Pero fue solo un par de años más tarde, quizá a principios de los noventa, durante mi intervalo al servicio de Saeta, que ya siendo Jamil alcalde de Quito, me hizo una invitación, en la forma de pedido, para que integrara el flamante Comité Asesor de Turismo del Ilustre Municipio capitalino. Fuimos escogidos y designados al menos ocho miembros en condición ad honoren, es decir a título honorífico y sin ninguna forma de remuneración. Lo integrábamos, entre otros: Jorge Anhalzer, Edwin Terán, José Luis Álvarez, Pablo Burbano de Lara, Eduardo Proaño, Patrick Barrera; ellos tuvieron la gentileza de encargarme la dirección del mentado comité; una deferencia especial, realmente, pues casi todos eran mis mayores con una generación en edad.
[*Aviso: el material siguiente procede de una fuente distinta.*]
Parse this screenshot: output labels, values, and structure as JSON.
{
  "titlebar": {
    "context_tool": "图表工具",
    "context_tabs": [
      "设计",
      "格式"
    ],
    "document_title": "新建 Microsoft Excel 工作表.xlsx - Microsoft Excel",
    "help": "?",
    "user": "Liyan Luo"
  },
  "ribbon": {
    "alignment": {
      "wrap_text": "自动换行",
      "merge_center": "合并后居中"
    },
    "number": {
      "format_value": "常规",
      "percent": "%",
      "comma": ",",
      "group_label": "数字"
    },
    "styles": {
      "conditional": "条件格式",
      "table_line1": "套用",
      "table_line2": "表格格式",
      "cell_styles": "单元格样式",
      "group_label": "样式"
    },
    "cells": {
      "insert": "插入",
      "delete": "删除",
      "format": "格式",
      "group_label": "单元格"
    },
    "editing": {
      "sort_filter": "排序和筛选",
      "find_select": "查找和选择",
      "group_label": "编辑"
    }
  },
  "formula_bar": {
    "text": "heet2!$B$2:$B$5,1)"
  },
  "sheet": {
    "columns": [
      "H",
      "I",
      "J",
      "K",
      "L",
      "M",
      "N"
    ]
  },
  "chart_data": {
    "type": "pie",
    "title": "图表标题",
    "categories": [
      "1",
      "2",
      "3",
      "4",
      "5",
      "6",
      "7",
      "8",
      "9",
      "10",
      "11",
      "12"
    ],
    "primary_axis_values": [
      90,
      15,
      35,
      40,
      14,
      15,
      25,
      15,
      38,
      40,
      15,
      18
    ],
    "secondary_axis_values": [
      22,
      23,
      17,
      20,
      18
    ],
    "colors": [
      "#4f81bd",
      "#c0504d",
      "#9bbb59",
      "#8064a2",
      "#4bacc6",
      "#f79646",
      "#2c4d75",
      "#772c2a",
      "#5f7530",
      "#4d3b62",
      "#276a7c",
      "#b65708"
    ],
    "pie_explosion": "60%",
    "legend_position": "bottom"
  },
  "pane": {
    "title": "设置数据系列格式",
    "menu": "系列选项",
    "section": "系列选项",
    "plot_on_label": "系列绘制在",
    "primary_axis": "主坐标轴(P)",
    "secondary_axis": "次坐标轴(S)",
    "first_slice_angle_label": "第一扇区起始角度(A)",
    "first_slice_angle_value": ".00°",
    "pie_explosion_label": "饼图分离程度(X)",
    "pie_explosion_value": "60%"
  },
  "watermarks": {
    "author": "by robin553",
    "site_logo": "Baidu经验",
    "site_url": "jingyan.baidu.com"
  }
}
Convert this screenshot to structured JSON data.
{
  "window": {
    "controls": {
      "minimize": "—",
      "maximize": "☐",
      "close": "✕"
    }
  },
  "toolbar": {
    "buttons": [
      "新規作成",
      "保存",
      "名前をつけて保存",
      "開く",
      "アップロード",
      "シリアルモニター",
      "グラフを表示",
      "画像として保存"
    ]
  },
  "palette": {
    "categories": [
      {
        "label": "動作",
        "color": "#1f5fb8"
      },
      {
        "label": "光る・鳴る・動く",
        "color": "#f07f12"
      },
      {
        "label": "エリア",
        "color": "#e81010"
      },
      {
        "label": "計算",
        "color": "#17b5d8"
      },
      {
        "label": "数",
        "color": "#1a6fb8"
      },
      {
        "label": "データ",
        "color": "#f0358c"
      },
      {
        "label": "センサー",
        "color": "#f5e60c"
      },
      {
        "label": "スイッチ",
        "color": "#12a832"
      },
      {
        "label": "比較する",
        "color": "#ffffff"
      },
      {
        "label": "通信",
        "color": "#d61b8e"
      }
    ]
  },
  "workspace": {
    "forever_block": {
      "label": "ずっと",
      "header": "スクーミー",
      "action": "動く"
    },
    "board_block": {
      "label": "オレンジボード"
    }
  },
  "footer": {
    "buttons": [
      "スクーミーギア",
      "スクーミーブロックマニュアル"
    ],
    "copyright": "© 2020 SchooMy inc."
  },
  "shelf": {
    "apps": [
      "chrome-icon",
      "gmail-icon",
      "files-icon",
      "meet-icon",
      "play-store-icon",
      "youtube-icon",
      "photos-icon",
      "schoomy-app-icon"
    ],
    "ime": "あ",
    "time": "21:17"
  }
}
Años más tarde, unas semanas después del episodio médico que Jamil experimentó en una convención que se efectuó en España, lo encontré casualmente en la Plaza de la Independencia, la que antes llamábamos “Plaza Grande”; allí advertí que el incidente le había restado parte de ese ímpetu que fortalecía su autoconfianza y esa seguridad que seducía a sus audiencias. La experiencia le había aportado, sin embargo, una cierta dosis de resignación ante los intempestivos derroteros que nos reserva la fortuna en la vida; ahora Jamil era un hombre impulsado, si no por un ánimo religioso, por una profunda y apacible espiritualidad.

Lo que vino después es historia conocida: su elección a la presidencia, los aciertos en dos importantes decisiones y los cuestionamientos que una buena parte de la opinión pública todavía le hace; sobre todo en lo relacionado con una controvertida resolución de carácter financiero, la conocida para la posteridad como “el feriado bancario”. Esta última provocaría su derrocamiento y su auto exilio. Pero pocos lo recuerdan por el mérito de haber tomado dos valientes decisiones, las mismas que, por sí solas, debieron marcar su gestión en la presidencia, y hacerle merecedor a la gratitud y reconocimiento de sus conciudadanos; decisiones aquellas que debieron otorgarle el beneficio del justo juicio de la historia y el aprecio de la posteridad.

Todavía me encuentro con él de tarde en tarde; disfruto de su cordialidad e inteligencia. Hoy Jamil vive dedicado a sus actividades docentes y académicas. Como ecuatoriano, tengo la impresión de que no hemos sabido reconocer sus méritos, especialmente su determinación con la firma de la paz con el Perú (hace pocos días se han celebrado veinte años de tan importante suceso), y su visión al haber aplicado la dolarización, inédita y efectiva fórmula para enderezar la economía y reordenar el esquema financiero del país. Pienso que es excesivo e injusto que se le haya condenado al ostracismo y que se haya visto obligado a vivir lejos de su tierra, víctima de la intolerancia, el resentimiento y el rencor político.